Genau hier setzt dieser Überblick an. Website, Landingpages, Formulare und SEO sind bei Odoo keine vier Werkzeuge, die man zusammenstecken muss, sondern die oberste Stufe eines durchgängigen Funnels. Dieser Artikel ist der Einstieg in unser Themencluster rund um Marketing & Lead-Generierung - und zeigt, warum Reichweite erst dann wertvoll wird, wenn sie direkt in Kontakte übersetzt wird.
Eine Website, die keine erfassbaren Leads erzeugt, ist eine digitale Visitenkarte - kein Vertriebskanal.
Odoo Website für Schweizer KMU
Die Odoo Website ist kein separates CMS, das man neben dem ERP betreibt. Sie ist Teil derselben Plattform, auf der auch CRM, Verkauf und Marketing laufen. Dieser Unterschied klingt technisch, hat aber eine ganz praktische Folge: Jede Interaktion auf der Website kann direkt zu einem Kontakt, einem Lead oder einer Aktivität im CRM werden - ohne Export, ohne Schnittstelle, ohne Zwischentool.
Für Schweizer KMU sind dabei ein paar Punkte besonders relevant:
- Mehrsprachigkeit ist eingebaut - Deutsch, Französisch, Italienisch und Englisch lassen sich pro Seite pflegen, statt drei parallele Websites zu betreiben.
- Die Pflege bleibt intern machbar - Seiten werden per Baukasten bearbeitet, ohne dass für jede Textänderung eine Agentur nötig ist.
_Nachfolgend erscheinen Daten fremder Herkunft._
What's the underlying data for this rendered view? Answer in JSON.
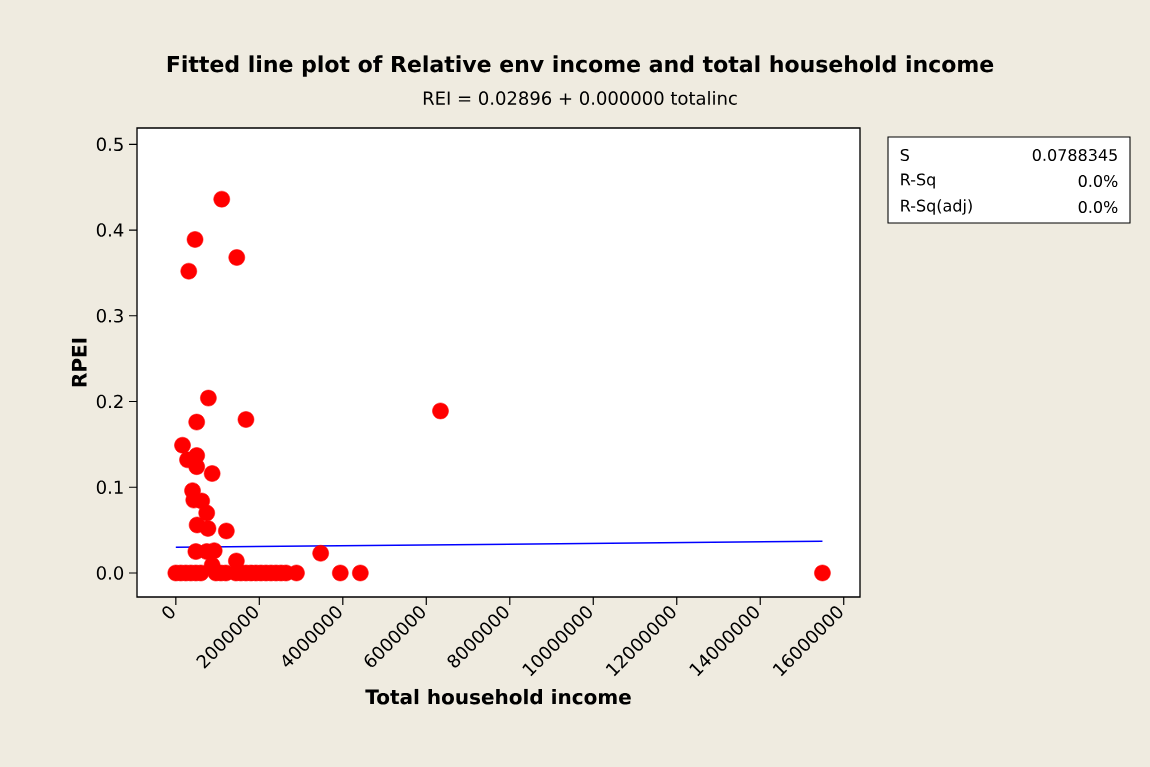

- Die Datenbasis ist eine einzige - ein Kontakt, der ein Formular ausfüllt, ist derselbe Datensatz, den später der Verkauf sieht und die Buchhaltung verrechnet.
Der letzte Punkt ist der eigentliche Hebel. Wer die Website als reines Schaufenster betreibt, verliert Besucher am Ausgang. Wer sie als Eingangstür zum CRM versteht, verwandelt Reichweite in Kontakte. Welche Odoo-Apps für ein KMU dabei wirklich zusammenspielen, ordnen wir im Überblick zu den wichtigsten Odoo-Apps für Schweizer KMU ein.
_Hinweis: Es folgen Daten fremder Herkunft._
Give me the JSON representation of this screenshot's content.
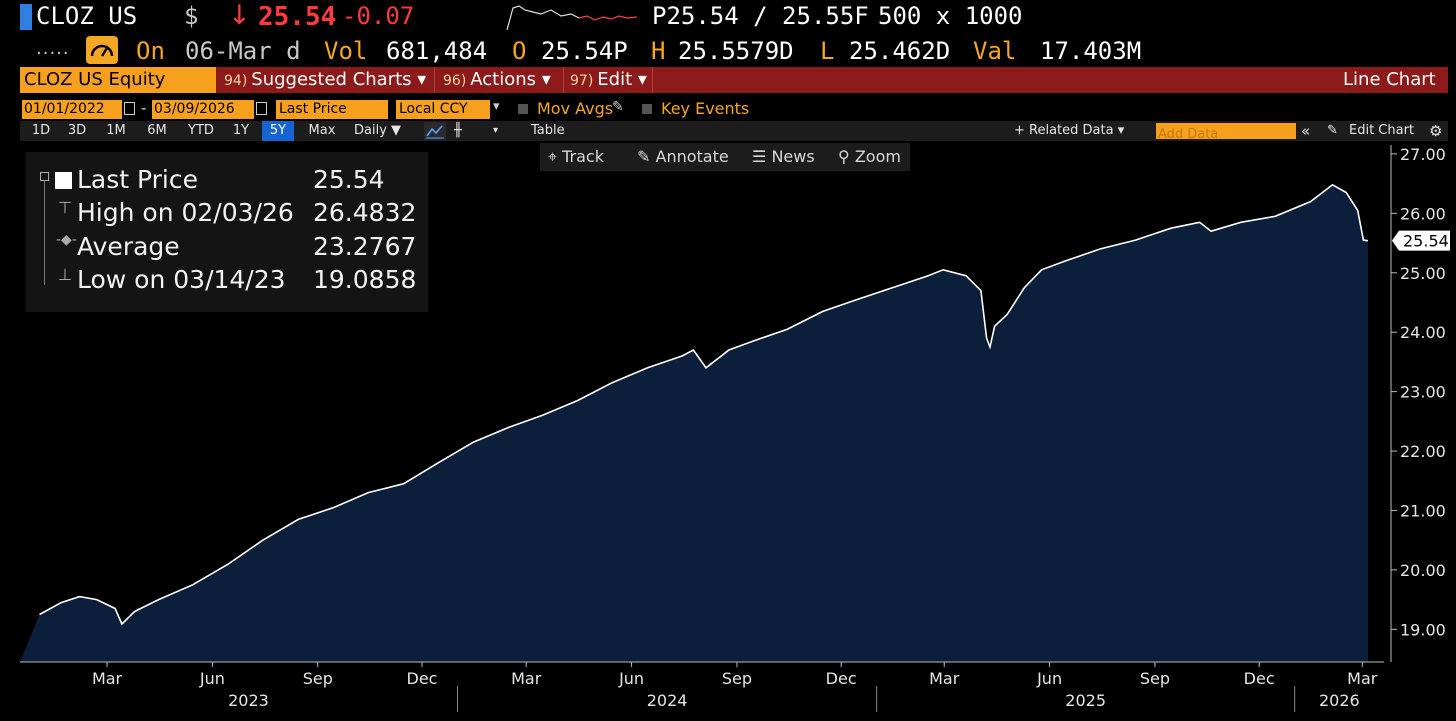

Landingpages mit Odoo erstellen
Eine Landingpage ist keine kleinere Website - sie hat einen anderen Zweck. Während die Website erklärt und orientiert, hat eine Landingpage genau ein Ziel: eine bestimmte Handlung auslösen. Anmeldung, Download, Terminbuchung, Kontaktaufnahme. Alles, was von diesem einen Ziel ablenkt, gehört nicht darauf.
Mit Odoo entstehen solche Kampagnen-Landingpages im selben System wie die Leads, die sie erzeugen. Das hat zwei Konsequenzen, die ein separates Landingpage-Tool nicht bieten kann:
- Jeder Lead trägt seine Herkunft mit - von welcher Kampagne, welchem Kanal, welcher Anzeige er kam, ist von Anfang an im Datensatz hinterlegt. Das ist die Grundlage jeder späteren Auswertung.
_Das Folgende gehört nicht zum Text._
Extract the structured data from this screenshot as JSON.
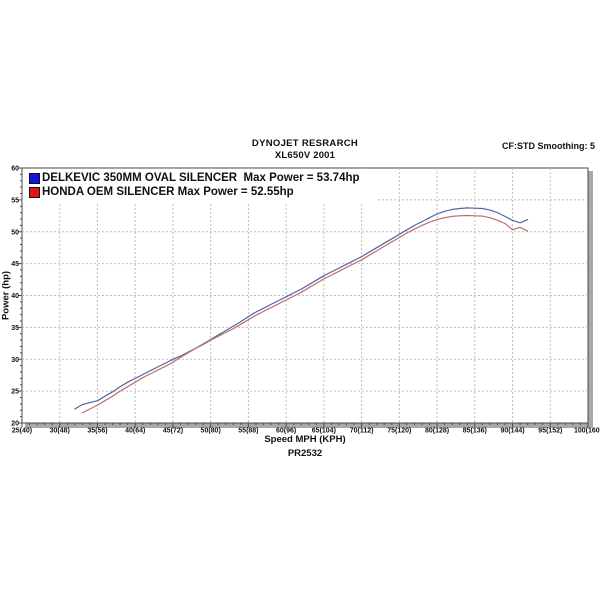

- Keine Übergabe, kein Bruch - der Kontakt entsteht direkt dort, wo der Verkauf ihn weiterbearbeitet. Es gibt keinen Zwischenschritt, an dem Daten verloren gehen oder manuell übertragen werden müssen.
Faustregel: Für jede bezahlte Kampagne gehört eine eigene Landingpage - nicht die Startseite. Wer Werbebudget auf die allgemeine Website leitet, zahlt für Reichweite, die sich nicht messen lässt. Eine fokussierte Landingpage mit klarem Ziel und sauberer Kampagnen-Herkunft macht aus demselben Budget nachvollziehbare Leads.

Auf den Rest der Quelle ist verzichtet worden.